Без массовой, запроектированной с индустриальным размахом процедуры убивания и ликвидации останков функция памяти лагеря Аушвиц утратила бы свою силу вызывать потрясение. Поэтому музейная экспозиция[447]
, открытая уже в 1955 году, на первое место выдвигала факт массового уничтожения. Блок 4, в который посетители входили после блока 15, был посвящен идеологическим корням нацизма и содержал самые жестокие из всех представленных в экспозиции образы. Хорошо видно, что организаторам не была чужда стратегия первичной сцены. Тут показывали, как происходила селекция на рампе, тут находились фотографии груд нагих трупов, наконец, тут можно было увидеть большой макет, представляющий в разрезе газовую камеру, крематорий и фигурки сгрудившихся людей, ожидающих смерти. Эта часть экспозиции носила название «Истребление миллионов», нигде, однако, нельзя было найти информацию, что так организованному уничтожению в Аушвице подвергались почти исключительно евреи. Несмотря на заблаговременно предпринятые меры предосторожности, экспозиция, однако, заставила проявить бдительность политические власти в Варшаве, опасавшиеся избыточного акцента на «еврейскую тему». Потребовался авторитет Тадеуша Холуя, бывшего узника Аушвица, чтобы проект экспозиции был в конце концов принят к реализации.Экспозиция находилась в каменных зданиях первого лагеря Аушвиц. Обширная, опустошенная территория лагеря Биркенау была в то время почти недоступна для посетителей. Тут находилась железнодорожная рампа, взорванные здания второго и третьего крематориев, рвы с человеческим пеплом, деревянные, уже заваливающиеся бараки, склады Канады. Отсутствие памятных табличек, ознакомительных подписей и состояние опустелости приводили к тому, что именно эта часть лагеря производила на немногочисленных посетителей самое большое впечатление. Она могла говорить сама за себя, ею не манипулировали идеологически, она не была изолгана.
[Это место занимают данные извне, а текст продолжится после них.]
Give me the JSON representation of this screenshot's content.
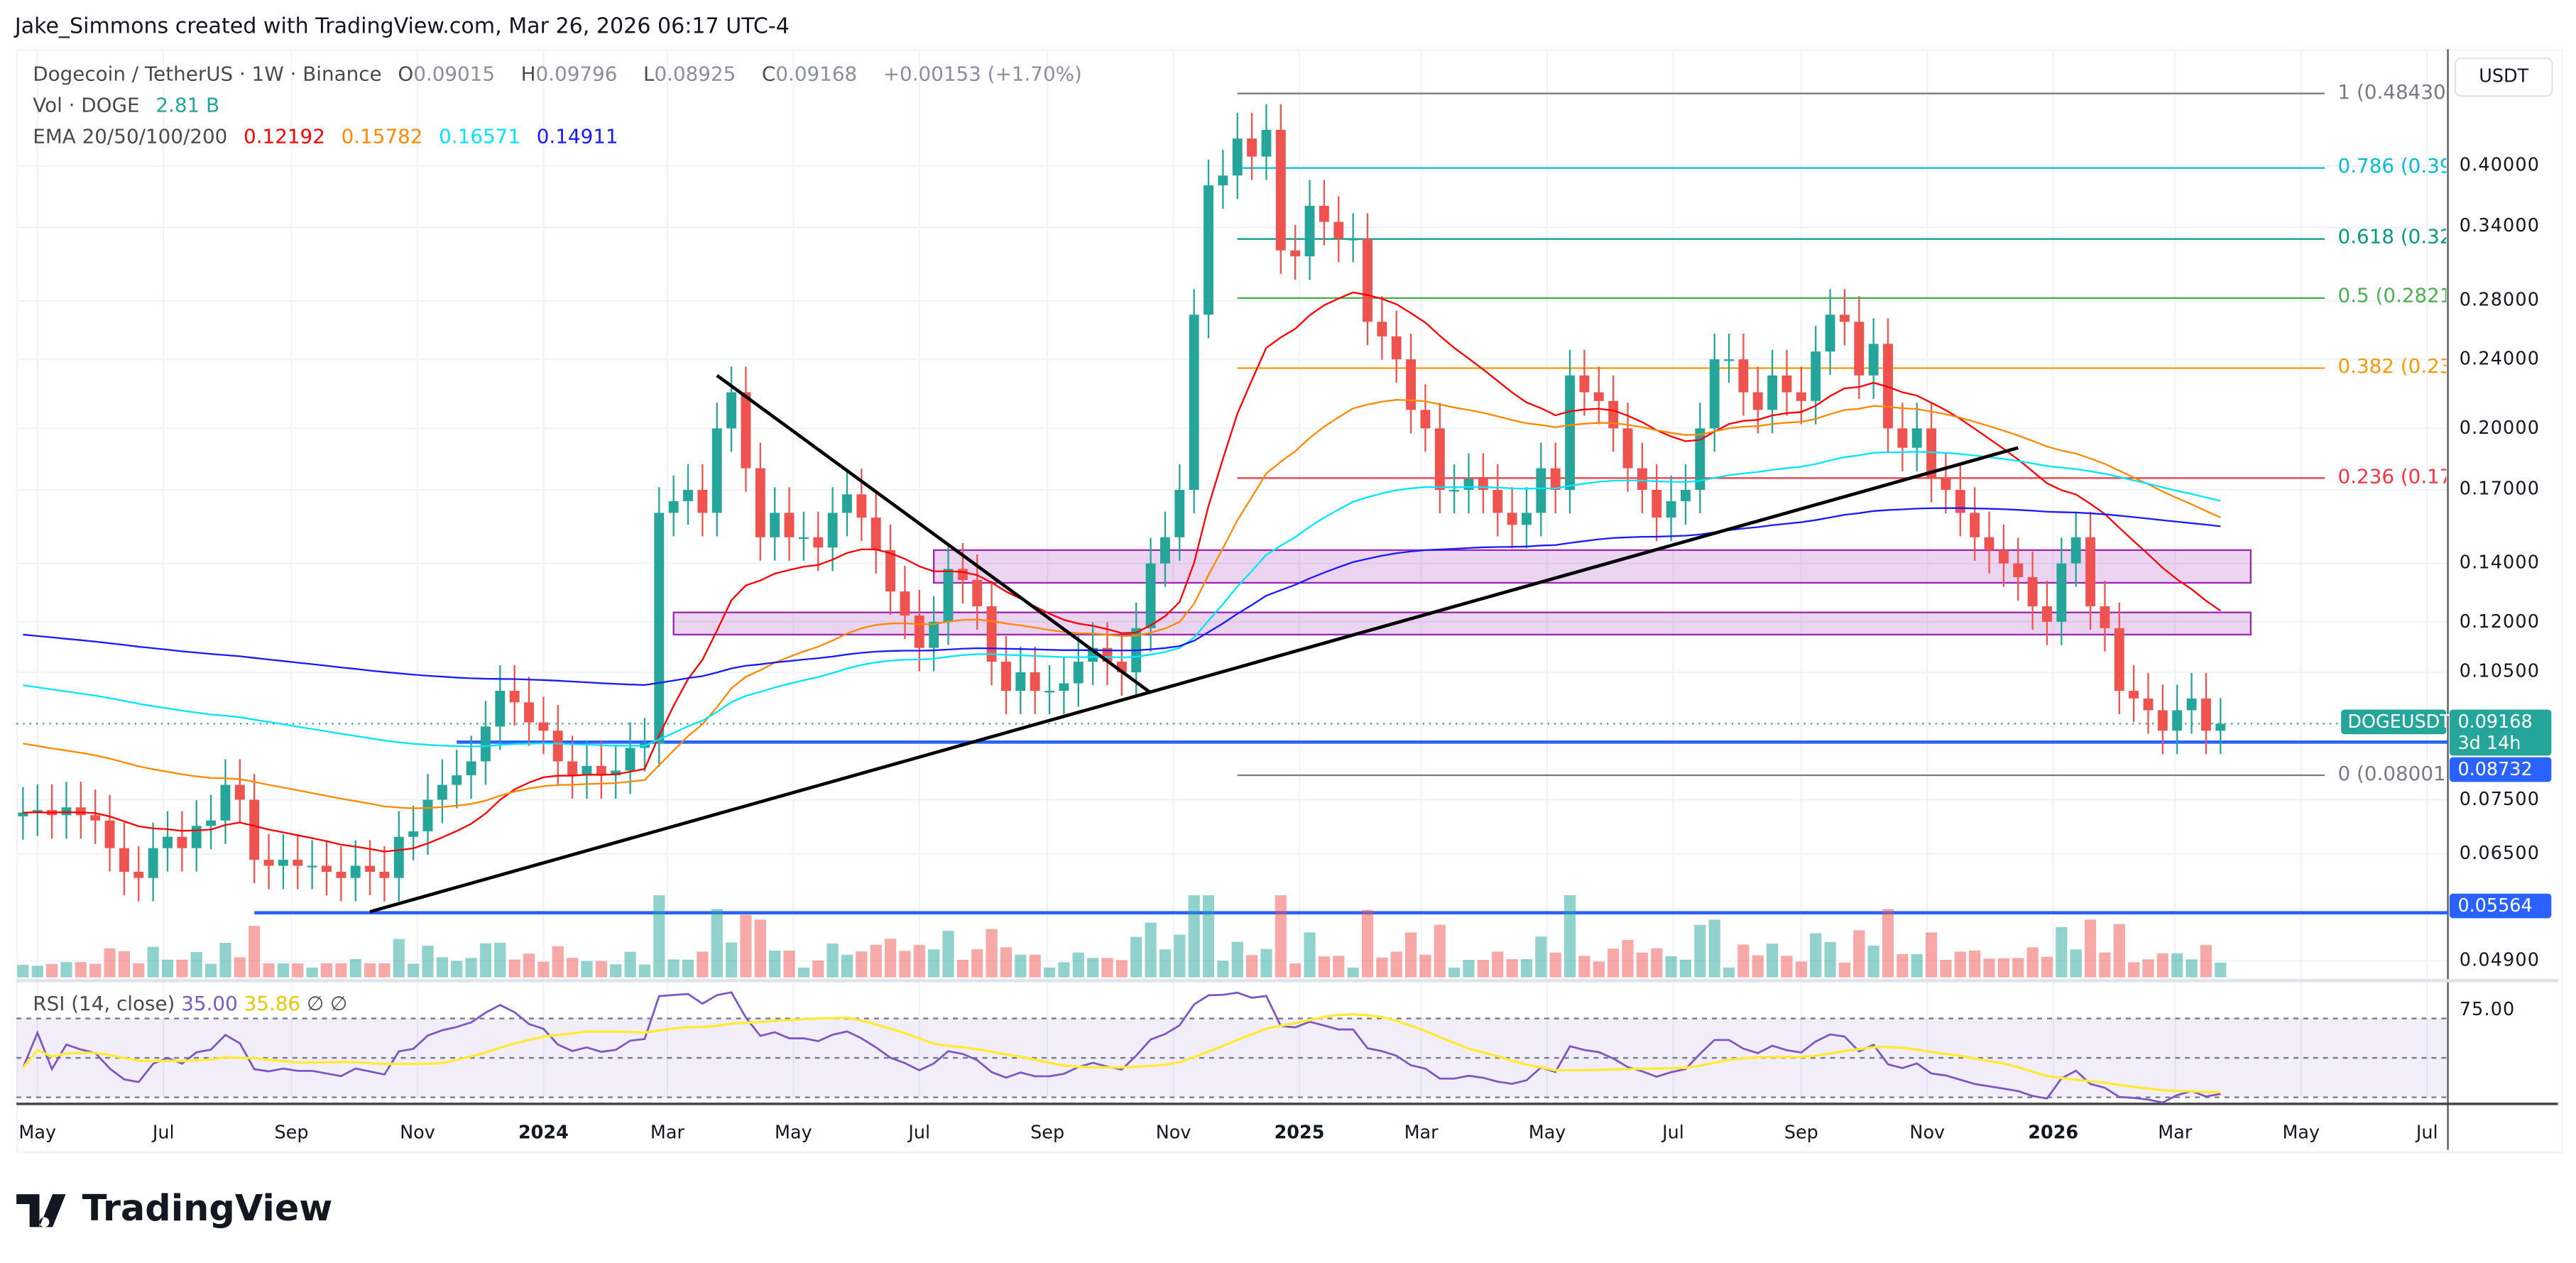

В «Пассажирке» Мунк оживил пространство лагеря Биркенау, представил самые важные его места, связанные с уничтожением евреев: рампу, газовую камеру, крематорий, склады Канады. Более того, он позаботился о том, чтобы картина была читабельной, позволил идентифицировать жертв массового уничтожения, отчетливо экспонируя звезды Давида на нарукавных повязках или же непосредственно нашитые на одежду. Он сделал читабельным нечто такое, что для посетителя лагеря могло остаться энигматическим. Но по какой-то причине тот опыт Катастрофы, на который так отчетливо указал в кинообразе, он почти полностью исключил из фабулярного и нарративного уровней. Однако даже в сознании обществ Западной Европы и Америки значение Холокоста как исторического события исключительного характера еще только оформлялось. Стоит, однако, подчеркнуть, что Мунк, вступая в пространство бывшего лагеря, произвел акт вымарывания громких идеологических дискурсов, вписанных после войны в это пространство — он заново открыл возможность его интерпретации и понимания[448]
.Поставленное Эрвином Аксером в театре «Вспулчесны» в Варшаве «Дознание» Петера Вайса представляет махину Катастрофы с непримиримой конкретностью, согласно собственной внутренней логике, как событие насквозь политическое и универсальное, лишенное любых национальных и партикулярных характеристик. Читаемый на фоне сообщений польской прессы о франкфуртском процессе и публичного возмущения его умеренными приговорами, спектакль Аксера мог бы казаться только оказией поддержать пропагандистскую шумиху (премьера прошла год спустя после окончания процесса). Но в контексте пропагандистских действий, производимых тогда государством вокруг лагеря Аушвиц-Биркенау, текст Вайса должен был прозвучать сильным и чистым тоном.